The large problem, though, the one that makes this and similar studies fun to talk about but useless to rely on, is that the authors are not comparing the Wiki-based assertions to what a doctor does minute to minute. These investigators and others on the topic set a practicing doctor as the gold standard of correctness—as if, like the customer, the doctor is always right.

Um, well, gee, guys, thanks for the vote of confidence, but neither opinion nor evidence suggests that doctors themselves always work from an evidence base. There is medical literature a mile long detailing our deviations and dismissals of guidelines and nationally endorsed approaches. We might not be off the mark nine out of 10 times, but we deviate plenty.

Which is not to say we are fat slobs.
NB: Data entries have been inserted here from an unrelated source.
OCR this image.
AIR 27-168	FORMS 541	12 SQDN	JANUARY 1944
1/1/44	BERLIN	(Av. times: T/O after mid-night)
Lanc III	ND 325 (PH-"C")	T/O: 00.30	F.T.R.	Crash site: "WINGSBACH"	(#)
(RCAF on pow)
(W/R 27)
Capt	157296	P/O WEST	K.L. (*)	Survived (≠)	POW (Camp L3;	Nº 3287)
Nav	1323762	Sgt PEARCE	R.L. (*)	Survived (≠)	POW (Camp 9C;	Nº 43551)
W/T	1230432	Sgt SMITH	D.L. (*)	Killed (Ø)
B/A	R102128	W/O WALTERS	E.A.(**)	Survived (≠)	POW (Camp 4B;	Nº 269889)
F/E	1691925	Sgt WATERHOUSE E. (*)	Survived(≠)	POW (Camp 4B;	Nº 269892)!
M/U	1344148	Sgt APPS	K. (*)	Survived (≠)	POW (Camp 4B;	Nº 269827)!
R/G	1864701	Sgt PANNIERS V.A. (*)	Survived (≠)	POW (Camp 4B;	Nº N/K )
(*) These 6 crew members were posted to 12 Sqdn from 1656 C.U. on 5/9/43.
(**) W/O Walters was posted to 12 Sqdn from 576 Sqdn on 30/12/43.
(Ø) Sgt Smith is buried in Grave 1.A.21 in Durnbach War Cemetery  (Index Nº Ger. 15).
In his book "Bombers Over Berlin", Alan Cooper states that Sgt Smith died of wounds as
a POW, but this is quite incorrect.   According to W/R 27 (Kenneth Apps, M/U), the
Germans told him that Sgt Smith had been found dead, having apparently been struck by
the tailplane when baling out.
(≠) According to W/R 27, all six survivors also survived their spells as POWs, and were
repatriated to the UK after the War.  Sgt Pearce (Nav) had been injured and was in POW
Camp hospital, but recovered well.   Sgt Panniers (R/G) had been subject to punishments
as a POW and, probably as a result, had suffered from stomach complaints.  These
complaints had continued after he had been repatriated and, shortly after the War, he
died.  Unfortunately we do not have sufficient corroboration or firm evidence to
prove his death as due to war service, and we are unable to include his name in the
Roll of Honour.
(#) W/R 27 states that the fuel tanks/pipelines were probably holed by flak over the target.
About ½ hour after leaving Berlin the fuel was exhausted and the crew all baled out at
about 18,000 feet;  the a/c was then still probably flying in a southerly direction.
We doctors do our best, honest. We try to make decisions that are clear, thoughtful, and evidenced-based but, as George W. Bush once said about being president, it’s hard work. Doubt and panic and regret haunt the heart of any decent physician who ever has made a decision.

So the real comparison is not between Wiki and the latest calmly published guideline vetted by experts, smoothly uploaded onto a website, full of references and figures and interactive media. It’s between Wiki (or a guideline or UpToDate) and a doctor who perhaps made a mistake yesterday. He isn’t sure but is creeped out by the possibility, is worrying about how a different patient is doing in the hospital just now, and has a patient coming later to see him whom he never has liked but now, this moment, has to make a decision about giving an antibiotic to this coughing patient who had a fever last week but not now and is too busy to go for an X-ray and has old antibiotics at home and can’t he just take them?

Wiki and guidelines and 1,001 medical articles all fall short of fully informing most health-related decisions for the same reason: None can account for center of the problem, the brilliant chaos of human beings, patient and the doctor alike.